Each step to the right trades control for convenience. Each step to the left trades convenience for control. There is no universally correct position on this spectrum — the right choice depends on your workload, team, budget, and compliance requirements.

Key insight: The cloud is not a place. It’s someone else’s computer, with someone else’s software managing it. Every layer the provider manages is a layer you don’t control. Understanding this trade-off is fundamental.

IaaS: Infrastructure as a Service

Examples: AWS EC2, Google Compute Engine, Azure Virtual Machines, DigitalOcean Droplets

IaaS gives you virtual machines (VMs) in the cloud. You get raw compute, storage, and networking.
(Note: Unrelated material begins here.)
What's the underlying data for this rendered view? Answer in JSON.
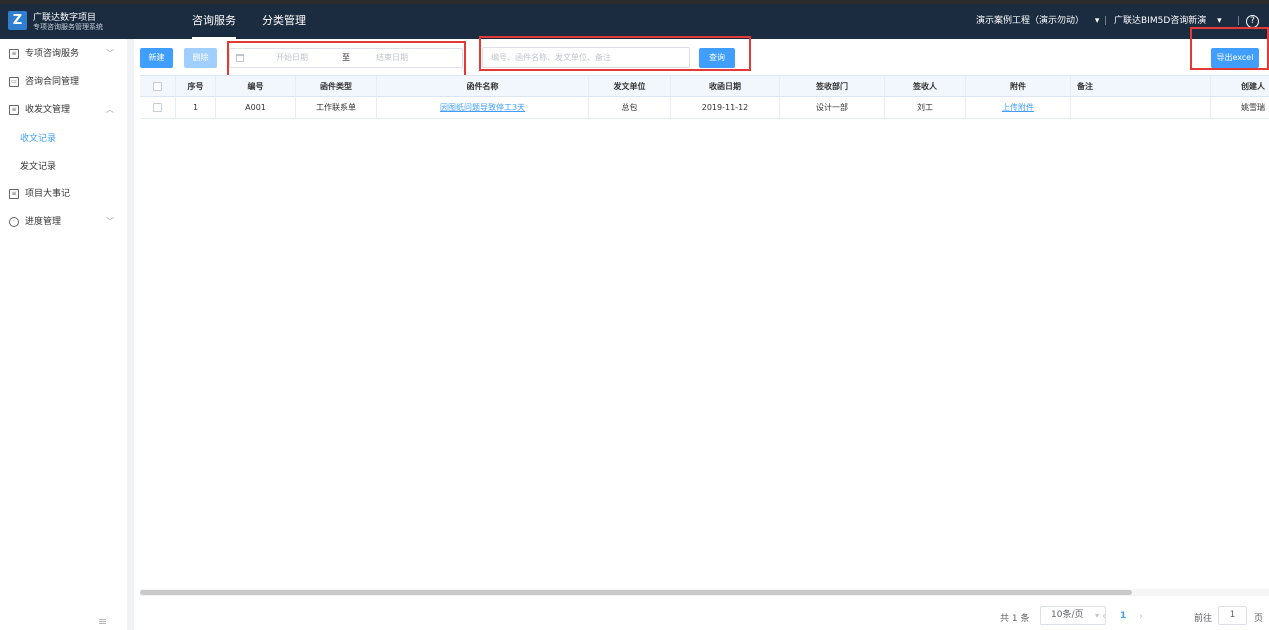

Everything from the operating system up is your responsibility.

You Manage	Provider Manages
Application code	Physical servers
Runtime & dependencies	Networking infrastructure
Operating system & patches	Virtualization layer
Security configuration	Power, cooling, physical security
Scaling decisions	Hardware replacement

Best for:

Workloads requiring full OS control (custom kernels, GPU drivers, specific library versions)
Legacy applications that can’t be easily containerized
Engineering simulations requiring specific hardware configurations (e.g., 64-core machines with 512 GB RAM for FEM solvers)
Compliance requirements mandating OS-level security controls

Trade-off: Maximum flexibility, but you’re responsible for patching, scaling, and availability. If your EC2 instance’s underlying hardware fails at 3 AM, AWS will migrate it — but your application needs to handle the restart gracefully.

PaaS: Platform as a Service

Examples: Heroku, AWS Elastic Beanstalk, Google App Engine, Railway, Render

PaaS abstracts away the operating system. You deploy your application code, and the platform handles the runtime, scaling, and infrastructure.

You Manage	Provider Manages
Application code	Operating system
Data & configuration	Runtime & middleware
Deployment configuration	Scaling infrastructure
	Load balancing
	OS patching & security

Best for:

Web applications and APIs where you don’t need OS-level control
Rapid prototyping and MVPs
Small teams without dedicated DevOps engineers
Engineering dashboards, result viewers, and internal tools

Trade-off: Faster deployment and less operational burden, but you’re constrained to the platform’s supported languages, runtimes, and configurations. If your FEM solver requires a specific Fortran compiler with custom flags, PaaS probably won’t work.

FaaS / Serverless: Functions as a Service

Examples: AWS Lambda, Google Cloud Functions, Azure Functions, Cloudflare Workers

Serverless takes abstraction further: you deploy individual functions, and the platform handles everything else. You don’t think about servers at all — you think about events and responses.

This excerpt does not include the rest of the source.